Singapore (VNA) - The Monetary Authority of Singapore (MAS) kept its exchange rate-based monetary policy unchanged on July 30 after easing twice earlier this year.
MAS' decision comes after Singapore's economy grew strongly in the first half of 2025 despite the negative impact of US President Donald Trump's tariffs. MAS also kept its forecast for 2025 core inflation, which excludes private travel and accommodation costs, unchanged at an average of 0.5% to 1.5%.
It also noted that despite uncertainty over the outlook, the global economy and Singapore’s domestic economy have been resilient thus far.
Singapore posted a year-on-year gross domestic product growth (GDP) of 4.3% in the second quarter of this year, following a 4.1% gain in the first three months – outperforming the Ministry of Trade and Industry’s forecast of 0% to 2% growth for the full year.
Meanwhile, core inflation came in at 0.6% in June on a year-on-year basis, the same level as May.
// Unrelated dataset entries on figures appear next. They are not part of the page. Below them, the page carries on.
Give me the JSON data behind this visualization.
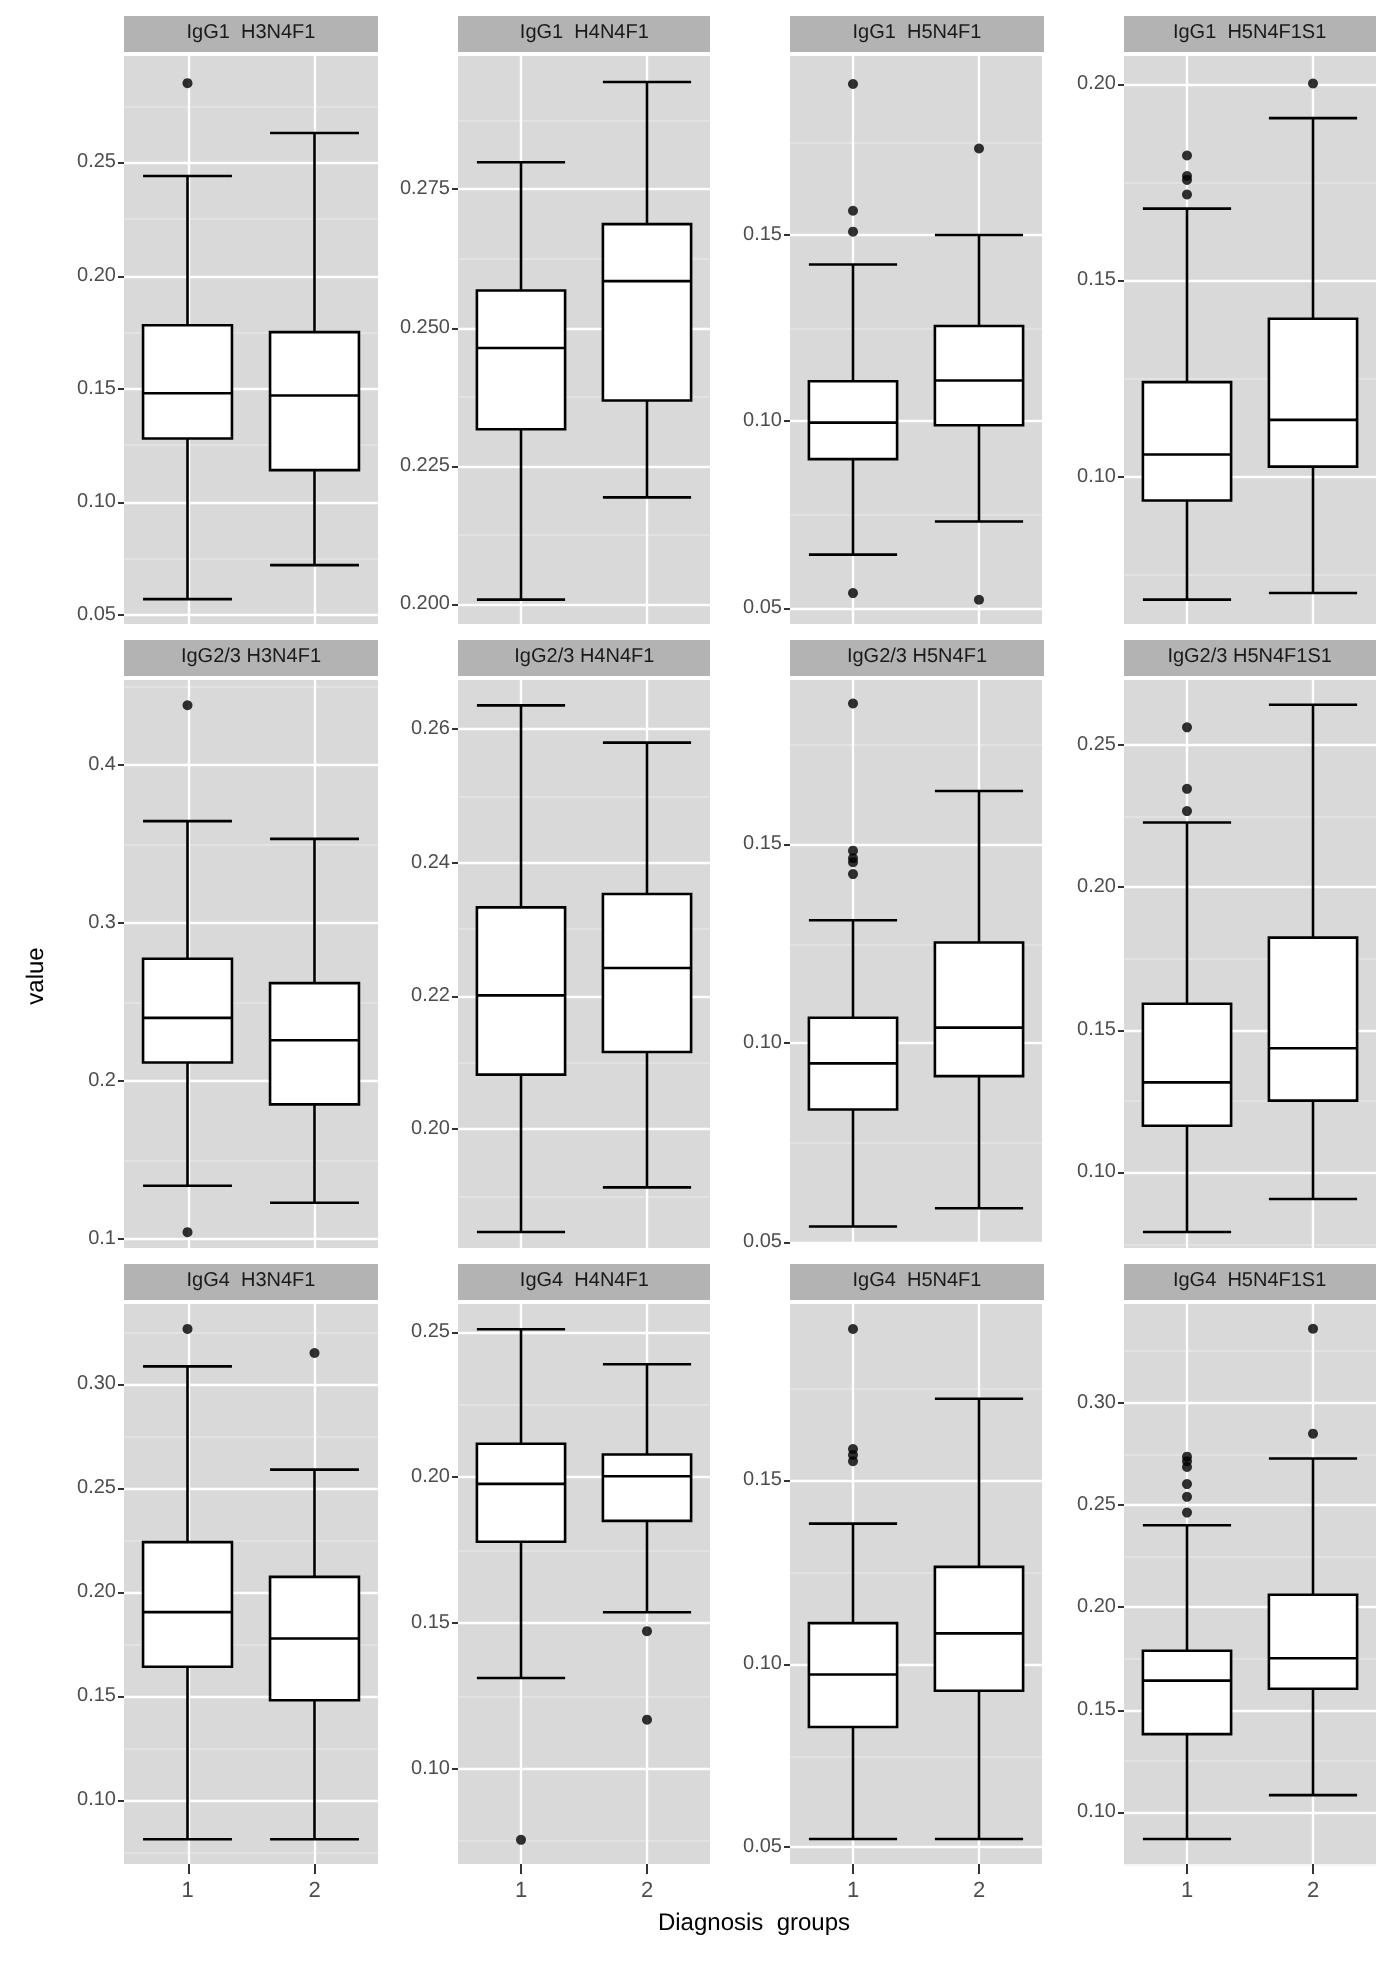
{
  "chart_data": [
    {
      "type": "box",
      "title": "IgG1  H3N4F1",
      "categories": [
        "1",
        "2"
      ],
      "tick_labels": "y",
      "grid": true,
      "ylim": [
        0.046,
        0.297
      ],
      "yticks": [
        {
          "value": 0.05,
          "label": "0.05"
        },
        {
          "value": 0.1,
          "label": "0.10"
        },
        {
          "value": 0.15,
          "label": "0.15"
        },
        {
          "value": 0.2,
          "label": "0.20"
        },
        {
          "value": 0.25,
          "label": "0.25"
        }
      ],
      "boxes": [
        {
          "low": 0.057,
          "q1": 0.128,
          "median": 0.148,
          "q3": 0.178,
          "high": 0.244,
          "outliers": [
            0.285
          ]
        },
        {
          "low": 0.072,
          "q1": 0.114,
          "median": 0.147,
          "q3": 0.175,
          "high": 0.263
        }
      ]
    },
    {
      "type": "box",
      "title": "IgG1  H4N4F1",
      "categories": [
        "1",
        "2"
      ],
      "tick_labels": "y",
      "grid": true,
      "ylim": [
        0.1964,
        0.2991
      ],
      "yticks": [
        {
          "value": 0.2,
          "label": "0.200"
        },
        {
          "value": 0.225,
          "label": "0.225"
        },
        {
          "value": 0.25,
          "label": "0.250"
        },
        {
          "value": 0.275,
          "label": "0.275"
        }
      ],
      "boxes": [
        {
          "low": 0.2008,
          "q1": 0.2316,
          "median": 0.2463,
          "q3": 0.2567,
          "high": 0.2799
        },
        {
          "low": 0.2193,
          "q1": 0.2368,
          "median": 0.2584,
          "q3": 0.2687,
          "high": 0.2944
        }
      ]
    },
    {
      "type": "box",
      "title": "IgG1  H5N4F1",
      "categories": [
        "1",
        "2"
      ],
      "tick_labels": "y",
      "grid": true,
      "ylim": [
        0.0457,
        0.198
      ],
      "yticks": [
        {
          "value": 0.05,
          "label": "0.05"
        },
        {
          "value": 0.1,
          "label": "0.10"
        },
        {
          "value": 0.15,
          "label": "0.15"
        }
      ],
      "boxes": [
        {
          "low": 0.0643,
          "q1": 0.0899,
          "median": 0.0997,
          "q3": 0.1108,
          "high": 0.1421,
          "outliers": [
            0.1905,
            0.1565,
            0.1509,
            0.054
          ]
        },
        {
          "low": 0.0732,
          "q1": 0.099,
          "median": 0.111,
          "q3": 0.1256,
          "high": 0.15,
          "outliers": [
            0.1732,
            0.0522
          ]
        }
      ]
    },
    {
      "type": "box",
      "title": "IgG1  H5N4F1S1",
      "categories": [
        "1",
        "2"
      ],
      "tick_labels": "y",
      "grid": true,
      "ylim": [
        0.0626,
        0.207
      ],
      "yticks": [
        {
          "value": 0.1,
          "label": "0.10"
        },
        {
          "value": 0.15,
          "label": "0.15"
        },
        {
          "value": 0.2,
          "label": "0.20"
        }
      ],
      "boxes": [
        {
          "low": 0.0688,
          "q1": 0.094,
          "median": 0.1057,
          "q3": 0.1241,
          "high": 0.1682,
          "outliers": [
            0.1817,
            0.1765,
            0.1755,
            0.1718
          ]
        },
        {
          "low": 0.0705,
          "q1": 0.1026,
          "median": 0.1145,
          "q3": 0.1402,
          "high": 0.1912,
          "outliers": [
            0.2
          ]
        }
      ]
    },
    {
      "type": "box",
      "title": "IgG2/3 H3N4F1",
      "ylabel": "value",
      "categories": [
        "1",
        "2"
      ],
      "tick_labels": "y",
      "grid": true,
      "ylim": [
        0.0946,
        0.454
      ],
      "yticks": [
        {
          "value": 0.1,
          "label": "0.1"
        },
        {
          "value": 0.2,
          "label": "0.2"
        },
        {
          "value": 0.3,
          "label": "0.3"
        },
        {
          "value": 0.4,
          "label": "0.4"
        }
      ],
      "boxes": [
        {
          "low": 0.134,
          "q1": 0.212,
          "median": 0.2402,
          "q3": 0.2776,
          "high": 0.3647,
          "outliers": [
            0.438,
            0.1046
          ]
        },
        {
          "low": 0.1232,
          "q1": 0.1855,
          "median": 0.2261,
          "q3": 0.2622,
          "high": 0.3535
        }
      ]
    },
    {
      "type": "box",
      "title": "IgG2/3 H4N4F1",
      "categories": [
        "1",
        "2"
      ],
      "tick_labels": "y",
      "grid": true,
      "ylim": [
        0.1822,
        0.2674
      ],
      "yticks": [
        {
          "value": 0.2,
          "label": "0.20"
        },
        {
          "value": 0.22,
          "label": "0.22"
        },
        {
          "value": 0.24,
          "label": "0.24"
        },
        {
          "value": 0.26,
          "label": "0.26"
        }
      ],
      "boxes": [
        {
          "low": 0.1846,
          "q1": 0.2082,
          "median": 0.2201,
          "q3": 0.2333,
          "high": 0.2636
        },
        {
          "low": 0.1913,
          "q1": 0.2116,
          "median": 0.2242,
          "q3": 0.2353,
          "high": 0.258
        }
      ]
    },
    {
      "type": "box",
      "title": "IgG2/3 H5N4F1",
      "categories": [
        "1",
        "2"
      ],
      "tick_labels": "y",
      "grid": true,
      "ylim": [
        0.0498,
        0.1913
      ],
      "yticks": [
        {
          "value": 0.05,
          "label": "0.05"
        },
        {
          "value": 0.1,
          "label": "0.10"
        },
        {
          "value": 0.15,
          "label": "0.15"
        }
      ],
      "boxes": [
        {
          "low": 0.0539,
          "q1": 0.0833,
          "median": 0.0949,
          "q3": 0.1064,
          "high": 0.1309,
          "outliers": [
            0.1854,
            0.1484,
            0.1465,
            0.1455,
            0.1425
          ]
        },
        {
          "low": 0.0585,
          "q1": 0.0917,
          "median": 0.1039,
          "q3": 0.1253,
          "high": 0.1634
        }
      ]
    },
    {
      "type": "box",
      "title": "IgG2/3 H5N4F1S1",
      "categories": [
        "1",
        "2"
      ],
      "tick_labels": "y",
      "grid": true,
      "ylim": [
        0.0735,
        0.2728
      ],
      "yticks": [
        {
          "value": 0.1,
          "label": "0.10"
        },
        {
          "value": 0.15,
          "label": "0.15"
        },
        {
          "value": 0.2,
          "label": "0.20"
        },
        {
          "value": 0.25,
          "label": "0.25"
        }
      ],
      "boxes": [
        {
          "low": 0.0791,
          "q1": 0.1164,
          "median": 0.1316,
          "q3": 0.1592,
          "high": 0.2228,
          "outliers": [
            0.2562,
            0.2346,
            0.2268
          ]
        },
        {
          "low": 0.0907,
          "q1": 0.1252,
          "median": 0.1436,
          "q3": 0.1824,
          "high": 0.2641
        }
      ]
    },
    {
      "type": "box",
      "title": "IgG4  H3N4F1",
      "categories": [
        "1",
        "2"
      ],
      "grid": true,
      "ylim": [
        0.0691,
        0.3386
      ],
      "yticks": [
        {
          "value": 0.1,
          "label": "0.10"
        },
        {
          "value": 0.15,
          "label": "0.15"
        },
        {
          "value": 0.2,
          "label": "0.20"
        },
        {
          "value": 0.25,
          "label": "0.25"
        },
        {
          "value": 0.3,
          "label": "0.30"
        }
      ],
      "boxes": [
        {
          "low": 0.081,
          "q1": 0.164,
          "median": 0.1903,
          "q3": 0.224,
          "high": 0.3086,
          "outliers": [
            0.3266
          ]
        },
        {
          "low": 0.081,
          "q1": 0.1479,
          "median": 0.1776,
          "q3": 0.2073,
          "high": 0.2589,
          "outliers": [
            0.315
          ]
        }
      ]
    },
    {
      "type": "box",
      "title": "IgG4  H4N4F1",
      "xlabel": "Diagnosis  groups",
      "categories": [
        "1",
        "2"
      ],
      "grid": true,
      "ylim": [
        0.0672,
        0.2596
      ],
      "yticks": [
        {
          "value": 0.1,
          "label": "0.10"
        },
        {
          "value": 0.15,
          "label": "0.15"
        },
        {
          "value": 0.2,
          "label": "0.20"
        },
        {
          "value": 0.25,
          "label": "0.25"
        }
      ],
      "boxes": [
        {
          "low": 0.1311,
          "q1": 0.1779,
          "median": 0.1978,
          "q3": 0.2116,
          "high": 0.2509,
          "outliers": [
            0.0755
          ]
        },
        {
          "low": 0.1537,
          "q1": 0.1851,
          "median": 0.2004,
          "q3": 0.2079,
          "high": 0.2389,
          "outliers": [
            0.1472,
            0.1168
          ]
        }
      ]
    },
    {
      "type": "box",
      "title": "IgG4  H5N4F1",
      "categories": [
        "1",
        "2"
      ],
      "grid": true,
      "ylim": [
        0.0455,
        0.198
      ],
      "yticks": [
        {
          "value": 0.05,
          "label": "0.05"
        },
        {
          "value": 0.1,
          "label": "0.10"
        },
        {
          "value": 0.15,
          "label": "0.15"
        }
      ],
      "boxes": [
        {
          "low": 0.0523,
          "q1": 0.0828,
          "median": 0.0971,
          "q3": 0.1111,
          "high": 0.1382,
          "outliers": [
            0.1912,
            0.1585,
            0.1569,
            0.1552
          ]
        },
        {
          "low": 0.0523,
          "q1": 0.0927,
          "median": 0.1083,
          "q3": 0.1264,
          "high": 0.1722
        }
      ]
    },
    {
      "type": "box",
      "title": "IgG4  H5N4F1S1",
      "categories": [
        "1",
        "2"
      ],
      "grid": true,
      "ylim": [
        0.0748,
        0.3481
      ],
      "yticks": [
        {
          "value": 0.1,
          "label": "0.10"
        },
        {
          "value": 0.15,
          "label": "0.15"
        },
        {
          "value": 0.2,
          "label": "0.20"
        },
        {
          "value": 0.25,
          "label": "0.25"
        },
        {
          "value": 0.3,
          "label": "0.30"
        }
      ],
      "boxes": [
        {
          "low": 0.087,
          "q1": 0.1382,
          "median": 0.1643,
          "q3": 0.1789,
          "high": 0.2401,
          "outliers": [
            0.2736,
            0.2714,
            0.2686,
            0.2602,
            0.254,
            0.2463
          ]
        },
        {
          "low": 0.1084,
          "q1": 0.1603,
          "median": 0.1752,
          "q3": 0.2062,
          "high": 0.2727,
          "outliers": [
            0.336,
            0.2848
          ]
        }
      ]
    }
  ]
}
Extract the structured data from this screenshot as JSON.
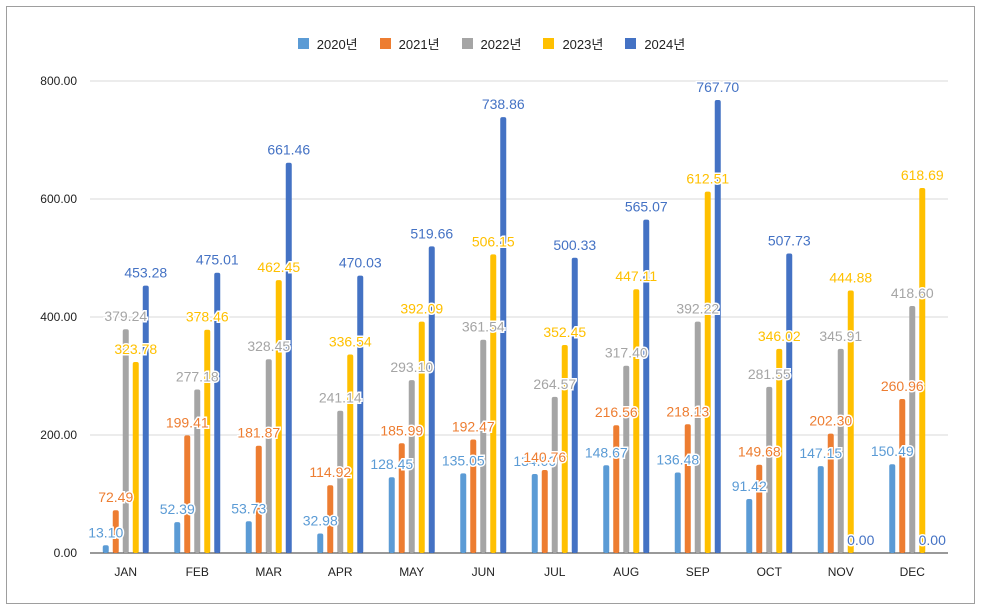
{
  "chart_data": {
    "type": "bar",
    "categories": [
      "JAN",
      "FEB",
      "MAR",
      "APR",
      "MAY",
      "JUN",
      "JUL",
      "AUG",
      "SEP",
      "OCT",
      "NOV",
      "DEC"
    ],
    "series": [
      {
        "name": "2020년",
        "color": "#5b9bd5",
        "values": [
          13.1,
          52.39,
          53.73,
          32.98,
          128.45,
          135.05,
          134.0,
          148.67,
          136.48,
          91.42,
          147.15,
          150.49
        ]
      },
      {
        "name": "2021년",
        "color": "#ed7d31",
        "values": [
          72.49,
          199.41,
          181.87,
          114.92,
          185.99,
          192.47,
          140.76,
          216.56,
          218.13,
          149.68,
          202.3,
          260.96
        ]
      },
      {
        "name": "2022년",
        "color": "#a5a5a5",
        "values": [
          379.24,
          277.18,
          328.45,
          241.14,
          293.1,
          361.54,
          264.57,
          317.4,
          392.22,
          281.55,
          345.91,
          418.6
        ]
      },
      {
        "name": "2023년",
        "color": "#ffc000",
        "values": [
          323.78,
          378.46,
          462.45,
          336.54,
          392.09,
          506.15,
          352.45,
          447.11,
          612.51,
          346.02,
          444.88,
          618.69
        ]
      },
      {
        "name": "2024년",
        "color": "#4472c4",
        "values": [
          453.28,
          475.01,
          661.46,
          470.03,
          519.66,
          738.86,
          500.33,
          565.07,
          767.7,
          507.73,
          0.0,
          0.0
        ]
      }
    ],
    "title": "",
    "xlabel": "",
    "ylabel": "",
    "ylim": [
      0,
      800
    ],
    "yticks": [
      "0.00",
      "200.00",
      "400.00",
      "600.00",
      "800.00"
    ],
    "grid": true,
    "legend": "top-center"
  }
}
The economic resilience is mostly attributed to US importers booking larger quantities of goods than usual for the first half of the year to mitigate the potential cost increases associated with new tariffs. The strategy, called front-loading, boosted exports to unusually high levels during the period from many Asian countries, including Singapore.
However, most analysts believe that front-loading would start to fade in the second half of 2025 as importers would tap the stockpiles they had built in the first six months. Thus, exports and manufacturing output would trail the first-half performance, while inflation would remain mild at best.
Given the uncertainties, MAS will closely monitor global and economic developments, and remain vigilant to risks to inflation and growth.
MAS said the drag on global demand may also intensify as previously delayed US tariffs are implemented.
However, the risk of a sharp step-down in global growth in the near term has receded along with the general de-escalation in trade tensions as well as more benign financial conditions since April, it added./.